Data managed or processed by a third party is subject to the same security requirements as information
which is directly held; a successful attack further down the supply chain would be a critical governance
issue for the client in just the same way as one that occurs closer to home – with the same financial and
reputational implications among the investors and clients who hold the company to account.
Any organisation with global offices, affiliates or partnerships must make itself acutely aware of supply
chain cyber risk. It should determine its level of exposure; identify the controls it can use for mitigation
and make sure these are embedded into supplier contracts.

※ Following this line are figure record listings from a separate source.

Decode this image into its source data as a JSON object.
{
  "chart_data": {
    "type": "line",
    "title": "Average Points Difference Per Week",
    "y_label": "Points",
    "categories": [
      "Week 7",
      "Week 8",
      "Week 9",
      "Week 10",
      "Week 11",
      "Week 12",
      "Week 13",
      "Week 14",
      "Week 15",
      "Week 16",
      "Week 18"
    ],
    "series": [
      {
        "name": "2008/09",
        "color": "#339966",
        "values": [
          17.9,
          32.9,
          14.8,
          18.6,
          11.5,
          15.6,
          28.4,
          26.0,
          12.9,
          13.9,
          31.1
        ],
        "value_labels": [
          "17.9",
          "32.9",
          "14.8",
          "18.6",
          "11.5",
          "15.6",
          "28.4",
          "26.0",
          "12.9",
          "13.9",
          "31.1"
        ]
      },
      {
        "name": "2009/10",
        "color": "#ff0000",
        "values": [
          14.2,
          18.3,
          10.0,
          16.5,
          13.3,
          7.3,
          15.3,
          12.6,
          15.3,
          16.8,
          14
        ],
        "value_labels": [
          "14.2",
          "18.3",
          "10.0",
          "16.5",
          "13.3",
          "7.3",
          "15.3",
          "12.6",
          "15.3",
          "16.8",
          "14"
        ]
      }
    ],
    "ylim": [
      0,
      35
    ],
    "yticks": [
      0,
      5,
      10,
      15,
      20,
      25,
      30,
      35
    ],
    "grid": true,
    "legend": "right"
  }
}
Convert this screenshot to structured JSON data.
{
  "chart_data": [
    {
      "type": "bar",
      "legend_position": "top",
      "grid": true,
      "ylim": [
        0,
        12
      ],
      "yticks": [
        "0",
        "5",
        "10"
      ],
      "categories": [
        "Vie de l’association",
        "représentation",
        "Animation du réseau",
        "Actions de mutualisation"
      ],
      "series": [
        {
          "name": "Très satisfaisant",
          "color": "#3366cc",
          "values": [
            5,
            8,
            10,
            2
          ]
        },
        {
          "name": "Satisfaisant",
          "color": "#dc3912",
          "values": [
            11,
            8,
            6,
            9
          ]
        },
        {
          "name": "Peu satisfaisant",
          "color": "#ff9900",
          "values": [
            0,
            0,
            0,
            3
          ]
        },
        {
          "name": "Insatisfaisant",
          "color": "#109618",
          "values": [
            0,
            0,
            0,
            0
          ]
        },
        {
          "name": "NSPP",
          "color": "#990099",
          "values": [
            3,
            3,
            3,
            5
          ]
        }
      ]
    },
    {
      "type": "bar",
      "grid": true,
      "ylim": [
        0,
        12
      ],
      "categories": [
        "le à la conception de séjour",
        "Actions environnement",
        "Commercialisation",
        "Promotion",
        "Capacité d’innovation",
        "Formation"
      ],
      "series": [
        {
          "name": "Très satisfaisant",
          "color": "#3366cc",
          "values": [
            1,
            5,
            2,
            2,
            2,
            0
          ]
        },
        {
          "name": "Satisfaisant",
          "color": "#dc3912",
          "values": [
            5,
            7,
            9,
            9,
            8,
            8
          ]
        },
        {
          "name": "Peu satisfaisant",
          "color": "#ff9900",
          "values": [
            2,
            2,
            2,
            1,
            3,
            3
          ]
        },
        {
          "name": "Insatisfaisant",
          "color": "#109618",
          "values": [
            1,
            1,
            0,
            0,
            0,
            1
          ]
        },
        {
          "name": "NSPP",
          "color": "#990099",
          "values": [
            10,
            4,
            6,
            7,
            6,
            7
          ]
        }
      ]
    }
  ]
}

It should also investigate all aspects of its
suppliers’ procedures and operations, from how they store and secure their data; to how they train and
vet the employees who have access to it. Backups, encryption standards, audit trails, incident response
plans and business continuity contingencies are among the many factors that should be considered.
Furthermore, building in regular reviews of the supplier, including determining if overdependency on a
single supplier, is also key and should be balanced in accordance with the relative impact and criticality
of the service they are providing.
Building a universal security conscious culture
What all these examples have in common is the rapid change they are undergoing in terms of how
businesses use them to operate and work. Because of this, we have long understood the importance of
embedding these changes within our overall risk framework. As a growing global organisation, at RSM,
we consider cyber risk across our whole organisation and share best practice through working groups
and internal training events to ensure consistency in processes, systems and approach to security.
Those capabilities could be the technology we adopt, the ways in which our employees choose to work
or the integrity with which the suppliers who support our operations manage their own systems. They are
the things that are required to make an organisation successful. And they are also the areas where we
should be looking for risks so we can safeguard against them with robust systems, training, policies and
skills.
As a global organisation, RSM’s core objective is to bring our team of 51,000 professionals even closer
together and to support the provision of cross-border services to clients. While global policies and
procedures are fundamental to us working cohesively, true collaboration only comes when the collective
shares the same values and vision for the future, as well as best practice like robust cyber defence and
security protocols. This is a truly exciting part of my role as the Chief Information Security Officer for one
of the world’s largest networks of independent audit, tax and consulting firms.